Operational supplies are frequently used to regulate the intensity of heavy-duty light sources such as xenon or arc lamps. The uniform illumination of a monochronometer is a typical objective. Light sensors typically provide the regulating feedback. These sensors include photomultiplier tubes and photovoltaic or photoresistive semiconductors.

Photovoltaic silicon photocells are the most convenient sensors. Their output, however, usually requires some voltage amplification before use as a command signal. A small dc amplifier is generally used to increase the sensor signal level. This amplification also contributes to loop gain and, thus, improves light intensity regulation. Photoresistive cells can also sense light intensity. Such cells generate a variable terminal resistance as a function of incident illumination. The process is one of resistance-to-voltage translation, for which programmable power supplies are well suited. This translation procedure depends on a constant bridge current producing a linear voltage with changes in sensor resistance.

For example, the power supply is said to be controlled at an Ω/V ratio equal to the reciprocal of the bridge current. At a bridge current of 1 mA, the control ratio is 1,000Ω /V. Thus, for every 1,000Ω change in photoresistance, the supply output changes 1 V.

A similar technique provides temperature control. Here, the output of a programmable supply can generate heat directly by powering resistive heaters. Use of temperature-sensing feedback elements, then, produces precise proportional heating.

One or several thermistors form the temperature feedback sensor. These sensors program the output of a small dc supply which, in turn, controls the main operational power source. Feedback voltage to this source has the sensitivity of the thermistor in Ω/°C divided by the Ω/V ratio of the translating power supply.

Typical temperature controllers handled with operational supplies are in the 1,000-W category, sufficient to heat a 27-ft3 temperature chamber. A typical application might use one supply to heat radiators, and two other smaller supplies in opposition to provide a differential programming input.

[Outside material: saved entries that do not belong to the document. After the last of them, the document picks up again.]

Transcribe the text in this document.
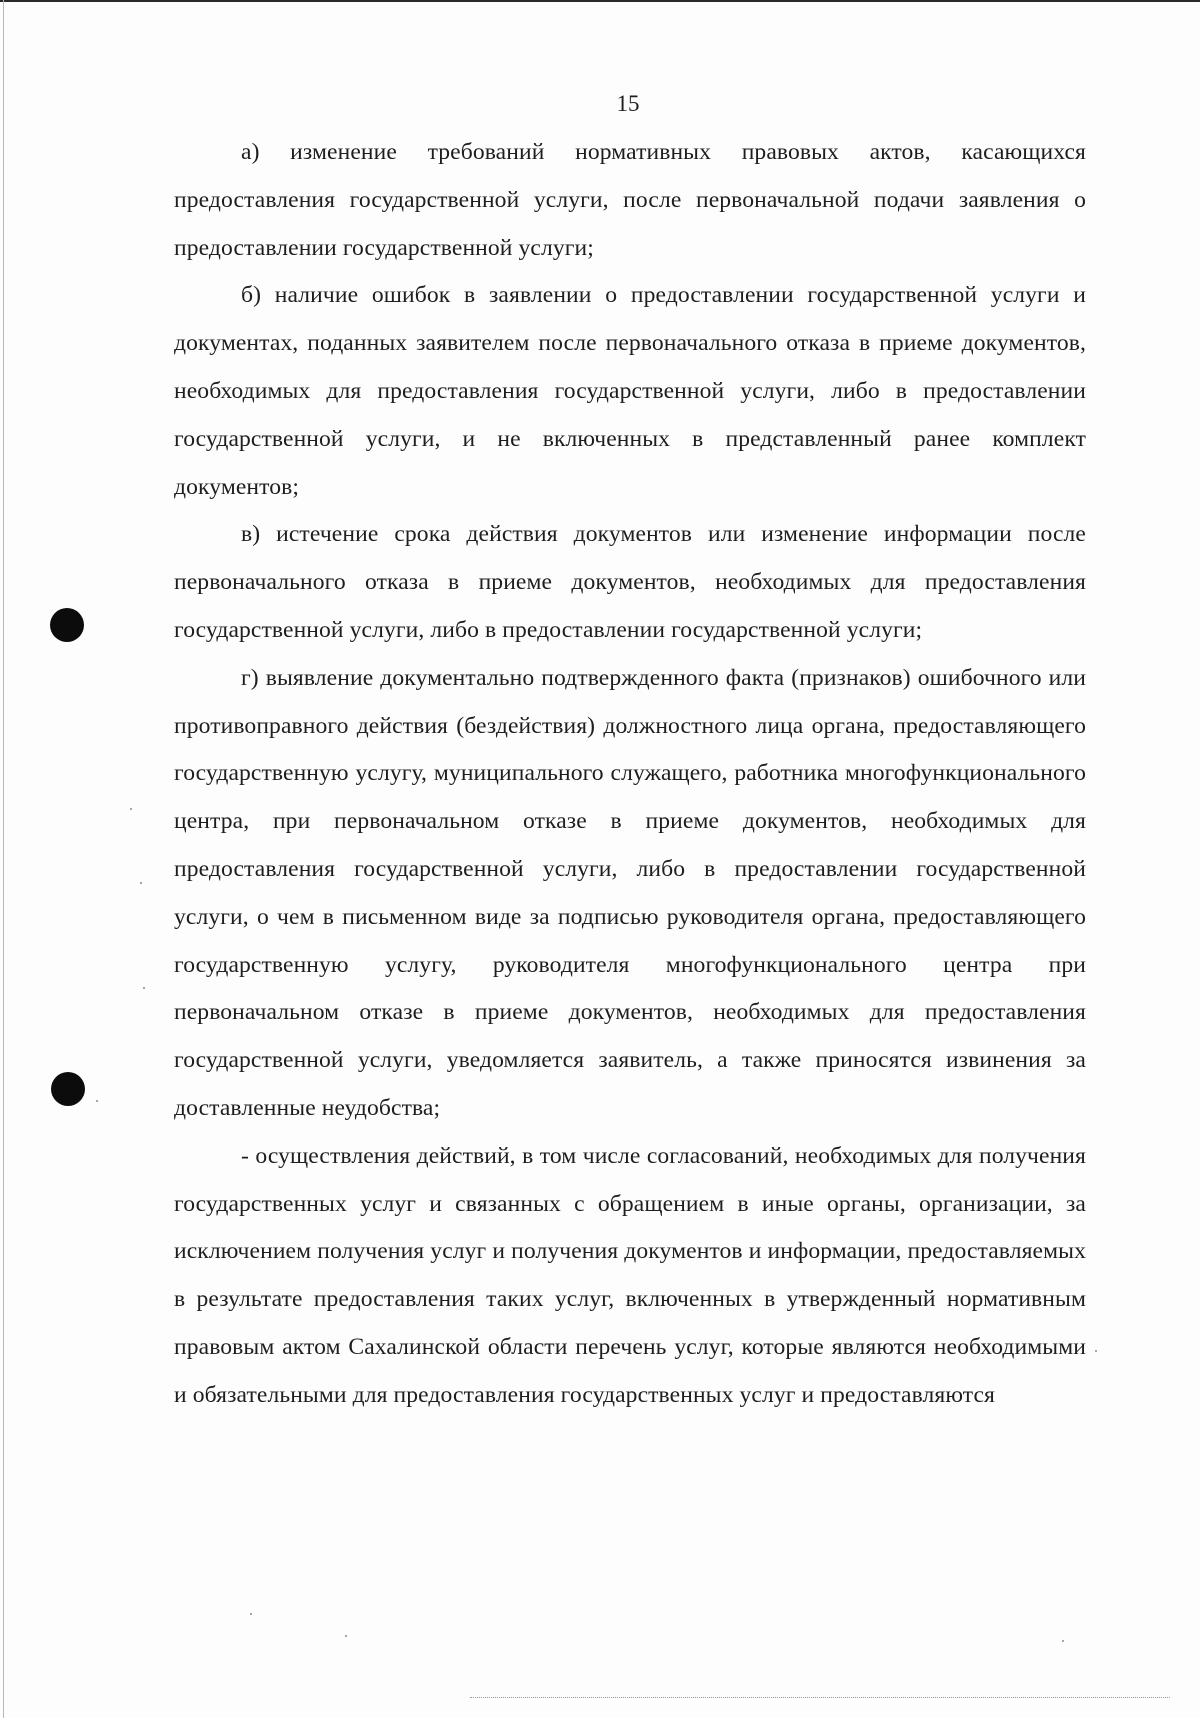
15

а) изменение требований нормативных правовых актов, касающихся предоставления государственной услуги, после первоначальной подачи заявления о предоставлении государственной услуги;

б) наличие ошибок в заявлении о предоставлении государственной услуги и документах, поданных заявителем после первоначального отказа в приеме документов, необходимых для предоставления государственной услуги, либо в предоставлении государственной услуги, и не включенных в представленный ранее комплект документов;

в) истечение срока действия документов или изменение информации после первоначального отказа в приеме документов, необходимых для предоставления государственной услуги, либо в предоставлении государственной услуги;

г) выявление документально подтвержденного факта (признаков) ошибочного или противоправного действия (бездействия) должностного лица органа, предоставляющего государственную услугу, муниципального служащего, работника многофункционального центра, при первоначальном отказе в приеме документов, необходимых для предоставления государственной услуги, либо в предоставлении государственной услуги, о чем в письменном виде за подписью руководителя органа, предоставляющего государственную услугу, руководителя многофункционального центра при первоначальном отказе в приеме документов, необходимых для предоставления государственной услуги, уведомляется заявитель, а также приносятся извинения за доставленные неудобства;

- осуществления действий, в том числе согласований, необходимых для получения государственных услуг и связанных с обращением в иные органы, организации, за исключением получения услуг и получения документов и информации, предоставляемых в результате предоставления таких услуг, включенных в утвержденный нормативным правовым актом Сахалинской области перечень услуг, которые являются необходимыми и обязательными для предоставления государственных услуг и предоставляются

One of these small supplies monitors temperature from thermistors placed around the temperature chamber. The other small supply provides a reference voltage serving as the adjustable temperature-control command. With a forward gain of between 150 and 200 in the main supply, such an arrangement can control temperature to better than 0.1°C over long periods.

A similar technique often controls electrochemical processes. Many electrolytic processes proceed at rates governed by the voltage appearing at an immersed reference electrode. This voltage level frequently determines which of two electrolytic reactions take place.

Such a process is known as controlled-potential electrolysis. The devices used in the procedure are called potentiostats. An operational supply and simple feedback circuit can comprise a potentiostat. Here, the reference electrode is in the feedback loop, and the supply powers a working electrode. The voltage appearing between the reference and working electrodes is compared to the output of a small command supply. The difference signal then controls the output of the main supply.